Some variants which are genome-wide significant are not found in the 20130502 release, but are found in the older release 20110521. For example, this variant chr2_200825237_I, is found in release 20110521:
tabix -p vcf ftp://ftp-trace.ncbi.nih.gov/1000genomes/ftp/release/20110521/ALL.chr2.phase1_release_v3.20101123.snps_indels_svs.genotypes.vcf.gz 2:200825236-200825237 | awk '{print $1,$2,$3,$4}'
2 200825237 rs199532108 A
but is not found in the newer release:
tabix -p vcf ftp://ftp-trace.ncbi.nih.gov/1000genomes/ftp/release/20130502/ALL.chr2.phase3_shapeit2_mvncall_integrated_v5a.20130502.genotypes.vcf.gz 2:200825236-200825237 | awk '{print $1,$2,$3,$4}'
This last command returns nothing (no variants found in that range).

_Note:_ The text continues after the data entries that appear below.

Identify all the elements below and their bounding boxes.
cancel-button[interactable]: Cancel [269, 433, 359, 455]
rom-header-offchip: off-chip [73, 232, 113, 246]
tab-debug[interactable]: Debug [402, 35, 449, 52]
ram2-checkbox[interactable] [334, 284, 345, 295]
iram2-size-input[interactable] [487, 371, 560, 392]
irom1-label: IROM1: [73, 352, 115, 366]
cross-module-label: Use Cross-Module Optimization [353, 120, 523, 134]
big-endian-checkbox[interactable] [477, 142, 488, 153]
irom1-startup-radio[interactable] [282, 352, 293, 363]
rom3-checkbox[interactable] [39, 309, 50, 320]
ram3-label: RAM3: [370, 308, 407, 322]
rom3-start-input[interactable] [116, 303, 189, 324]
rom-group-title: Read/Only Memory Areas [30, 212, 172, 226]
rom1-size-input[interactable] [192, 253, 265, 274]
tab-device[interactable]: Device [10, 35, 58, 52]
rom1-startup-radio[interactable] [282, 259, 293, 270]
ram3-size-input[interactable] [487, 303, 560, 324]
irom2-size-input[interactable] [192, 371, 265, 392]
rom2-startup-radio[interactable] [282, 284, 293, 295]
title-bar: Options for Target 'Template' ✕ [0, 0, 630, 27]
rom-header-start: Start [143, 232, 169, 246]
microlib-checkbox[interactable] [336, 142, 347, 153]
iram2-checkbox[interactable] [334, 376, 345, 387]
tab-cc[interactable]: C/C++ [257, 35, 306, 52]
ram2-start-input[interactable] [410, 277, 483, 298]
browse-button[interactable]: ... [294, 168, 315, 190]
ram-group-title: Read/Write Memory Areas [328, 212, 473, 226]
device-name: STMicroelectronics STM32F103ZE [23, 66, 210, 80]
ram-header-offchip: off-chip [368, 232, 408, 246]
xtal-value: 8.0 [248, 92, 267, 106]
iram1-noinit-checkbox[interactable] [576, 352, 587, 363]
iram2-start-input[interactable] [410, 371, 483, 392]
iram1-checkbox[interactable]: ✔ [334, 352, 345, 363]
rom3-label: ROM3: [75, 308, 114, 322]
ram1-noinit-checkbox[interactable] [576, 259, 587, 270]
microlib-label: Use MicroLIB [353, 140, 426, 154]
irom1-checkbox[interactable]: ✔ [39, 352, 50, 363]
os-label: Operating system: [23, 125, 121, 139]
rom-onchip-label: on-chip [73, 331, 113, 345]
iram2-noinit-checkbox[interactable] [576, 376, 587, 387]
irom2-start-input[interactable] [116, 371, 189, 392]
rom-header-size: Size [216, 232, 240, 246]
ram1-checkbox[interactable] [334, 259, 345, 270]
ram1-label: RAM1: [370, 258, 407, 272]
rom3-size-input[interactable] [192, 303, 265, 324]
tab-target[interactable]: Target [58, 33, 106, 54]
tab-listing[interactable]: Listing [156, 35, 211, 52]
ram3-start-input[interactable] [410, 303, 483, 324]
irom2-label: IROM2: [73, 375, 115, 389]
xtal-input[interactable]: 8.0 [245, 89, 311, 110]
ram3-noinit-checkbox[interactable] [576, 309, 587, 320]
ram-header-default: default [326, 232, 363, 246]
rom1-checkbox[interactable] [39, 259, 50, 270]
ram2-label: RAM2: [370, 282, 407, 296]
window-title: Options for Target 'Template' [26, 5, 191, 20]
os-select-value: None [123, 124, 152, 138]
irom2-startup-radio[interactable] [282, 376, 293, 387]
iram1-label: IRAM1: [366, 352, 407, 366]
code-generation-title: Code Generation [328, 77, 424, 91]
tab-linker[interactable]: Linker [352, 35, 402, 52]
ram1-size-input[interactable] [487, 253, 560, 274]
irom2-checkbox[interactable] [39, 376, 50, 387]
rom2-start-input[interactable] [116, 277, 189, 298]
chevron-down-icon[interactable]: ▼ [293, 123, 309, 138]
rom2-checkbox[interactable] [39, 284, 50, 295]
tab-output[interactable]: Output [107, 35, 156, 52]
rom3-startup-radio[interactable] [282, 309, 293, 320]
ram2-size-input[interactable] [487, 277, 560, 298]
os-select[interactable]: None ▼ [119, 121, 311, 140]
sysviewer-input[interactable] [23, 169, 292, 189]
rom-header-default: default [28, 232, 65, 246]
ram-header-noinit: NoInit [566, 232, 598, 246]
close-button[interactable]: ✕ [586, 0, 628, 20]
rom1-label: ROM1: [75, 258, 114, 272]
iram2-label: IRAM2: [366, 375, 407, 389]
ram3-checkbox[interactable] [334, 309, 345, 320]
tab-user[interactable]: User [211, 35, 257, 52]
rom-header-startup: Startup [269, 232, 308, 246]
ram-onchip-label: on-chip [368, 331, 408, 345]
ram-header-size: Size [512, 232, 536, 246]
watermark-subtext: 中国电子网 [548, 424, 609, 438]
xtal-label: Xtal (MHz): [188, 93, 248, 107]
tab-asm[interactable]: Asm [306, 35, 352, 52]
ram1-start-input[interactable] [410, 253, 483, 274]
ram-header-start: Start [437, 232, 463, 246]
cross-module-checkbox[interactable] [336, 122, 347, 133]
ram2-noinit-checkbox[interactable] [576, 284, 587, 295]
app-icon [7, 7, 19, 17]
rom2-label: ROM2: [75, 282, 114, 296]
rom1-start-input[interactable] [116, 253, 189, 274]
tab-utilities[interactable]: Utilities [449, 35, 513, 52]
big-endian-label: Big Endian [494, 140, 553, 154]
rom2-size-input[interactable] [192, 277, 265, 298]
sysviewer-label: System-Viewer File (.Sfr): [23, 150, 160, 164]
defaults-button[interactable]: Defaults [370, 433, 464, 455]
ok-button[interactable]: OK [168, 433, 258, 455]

I don't understand how a variant can be found in a smaller sample (older version) but not found in the larger and overlapping sample (newer version). Any help would be greatly appreciated!
Thanks,
Jason
Thanks! I guess this begs the question whether this SNP is a technical artifact. And if it is, is the case v control signal observed at this SNP also a technical artifact? Perhaps a result of poor imputation?